Tuberculous pericarditis (TBP) continues to wreak havoc across Sub-Saharan Africa (SSA). Despite more than 5 decades of treatment and research into TBP, we are not much closer to alleviating the suffering and mortality associated with this extrapulmonary manifestation of tuberculosis (TB). In the era of modern cardiology, diseases of the pericardium do not receive the same amount of research attention and investment as what diseases of lifestyle do. Interventional techniques for their diagnosis and management do not extend much further than pericardiocentesis with appropriate laboratory investigations.
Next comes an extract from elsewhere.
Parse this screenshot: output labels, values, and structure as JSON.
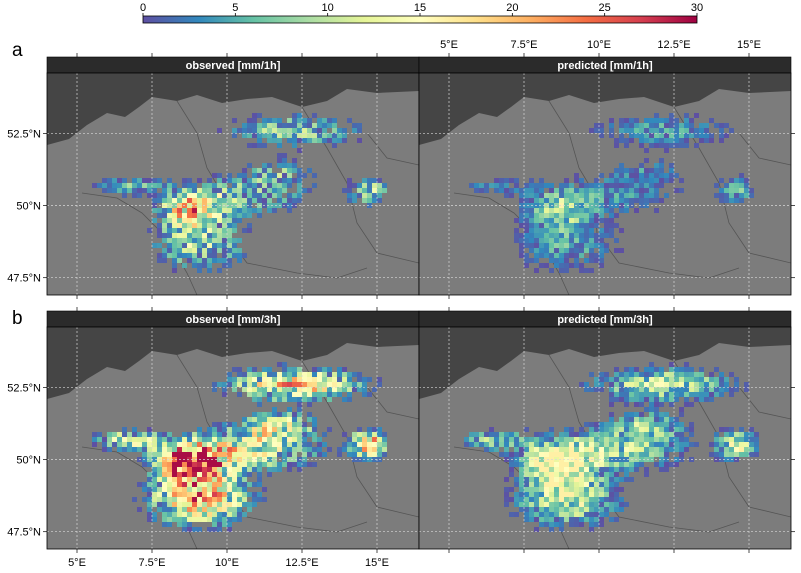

They also do not provide the potential for the development and use of consumable equipment, or that of expensive drugs and, consequently, fi nancial investment into their research and development is not forthcoming. Diseases of the pericardium do, however, remain important within the discipline that we practice and TBP in particular deserves our continuous efforts and attention. It is unfortunate to acknowledge that we have not made much of an impact on this ancient foe over the last 50 odd years. Despite the World Health Organisation (WHO) declaring TB a global emergency in 1993, more than 20 years later we are not much better off. In 2013 an estimated 9 million people developed the disease and 1.5 million died from it.(1) TBP is predominantly a disease of SSA and it requires a solution from the very region which it torments.